Changement de versant, et surprise, je me retrouve sous un vent glacial. Le sol est complètement givré. Le sentier grimpe parallèle à la crêtes, quelques mètres en dessous. Et tout au long de la crête, des bouquetins, des femelles et des cabris pour la plus part. Un cabri se lève pour se gratter vigoureusement et se recouche ensuite.
Dans la pente givrée, deux mâles convoitent la même femelle. Et c'est toujours le même rituel. Ils s'approchent chacun leur tour, queue relevée, cou tendu, tête parallèle au sol, cornes rabattues en arrière, … Et devant l'indifférence de la femelle repartent l'un derrière l'autre. Une jeune femelle observe la scène, peut-être soulagée de me pas s'être fait embêtée cette fois-ci. Je fais tellement attention aux bouquetins que je remarque à peine ces petites traces de pattes d'oiseaux dans la neige qui traversent le sentier.
Du coin de l'œil, je discerne un mouvement dans le pierrier. Un lagopède alpin, un mâle reconnaissable à ses caroncules rouges au dessus de l'œil, s'éloigne du sentier le plus discrètement possible, à pattes. Il est si près de moi ! Ses pattes grandement emplumées, même dessous, les font ressembler à de grandes raquettes à neige.

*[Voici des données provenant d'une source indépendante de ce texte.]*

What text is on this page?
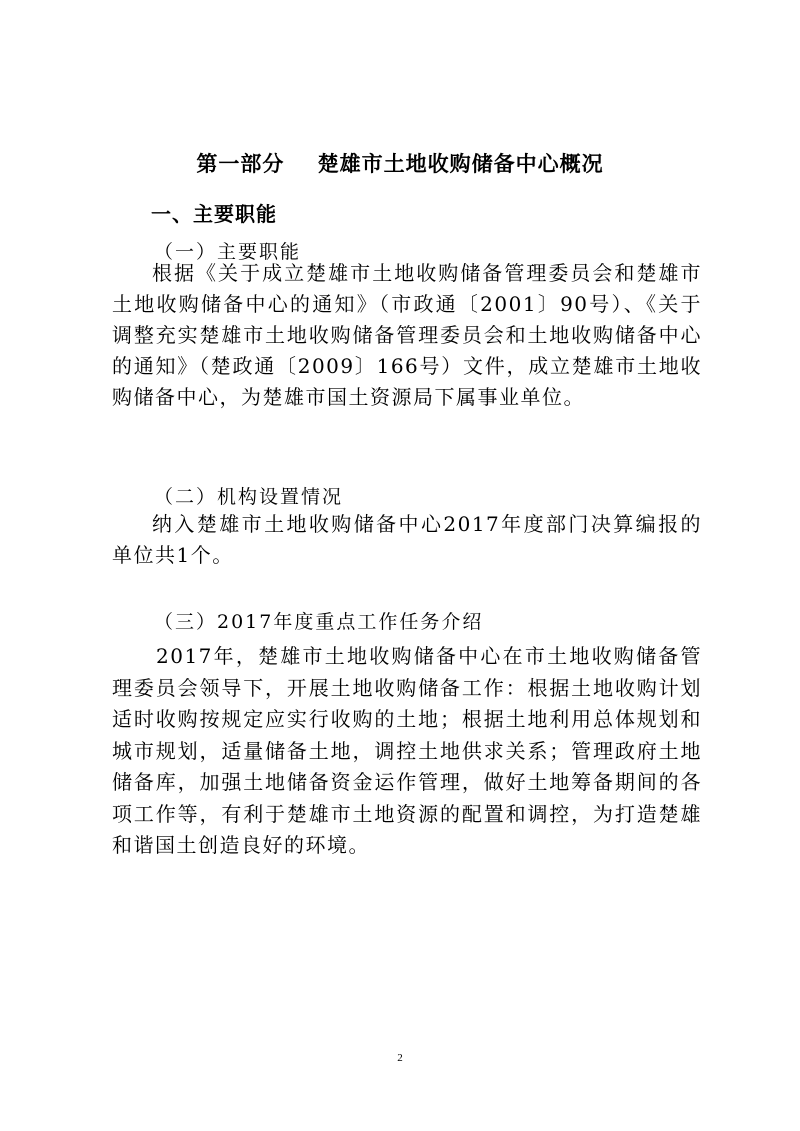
第一部分    楚雄市土地收购储备中心概况
一、主要职能
（一）主要职能

根据《关于成立楚雄市土地收购储备管理委员会和楚雄市土地收购储备中心的通知》（市政通〔2001〕90号）、《关于调整充实楚雄市土地收购储备管理委员会和土地收购储备中心的通知》（楚政通〔2009〕166号）文件，成立楚雄市土地收购储备中心，为楚雄市国土资源局下属事业单位。

（二）机构设置情况

纳入楚雄市土地收购储备中心2017年度部门决算编报的单位共1个。

（三）2017年度重点工作任务介绍

2017年，楚雄市土地收购储备中心在市土地收购储备管理委员会领导下，开展土地收购储备工作：根据土地收购计划适时收购按规定应实行收购的土地；根据土地利用总体规划和城市规划，适量储备土地，调控土地供求关系；管理政府土地储备库，加强土地储备资金运作管理，做好土地筹备期间的各项工作等，有利于楚雄市土地资源的配置和调控，为打造楚雄和谐国土创造良好的环境。

2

Ainsi chaussé, il n'a pas froid aux pattes, et possède une meilleure portance. Sa blancheur immaculée le rend parfaitement mimétique dans cet univers de pierres enneigées. Seule l'extrémité des plumes de la queue est noir, ainsi que le tour de l'œil. Une fine bande noire partant des yeux rejoint le bec.
En contre-bas, deux grands mâles entament un combat. Le maître des lieux est assurément l'un des deux protagonistes. Un troisième s'approche mais ne semble pas vouloir participer. Il se contente d'être spectateur. Le lagopède profite de ces instants de distraction pour s'éloigner et prendre un peu de hauteur. Sous le vent, du givre en drapeau s'est formé sur tous les supports : rochers et herbes sèches. Les deux mâles se sont éloignés et le combat fait rage. Le choc des cornes résonne malgré le vent qui souffle assez fort.
Sur le chemin du retour, je croise les mêmes groupes qu'à la montée presque au même endroit. En cette saison, ils n'effectuent pas de gros déplacements quotidiens.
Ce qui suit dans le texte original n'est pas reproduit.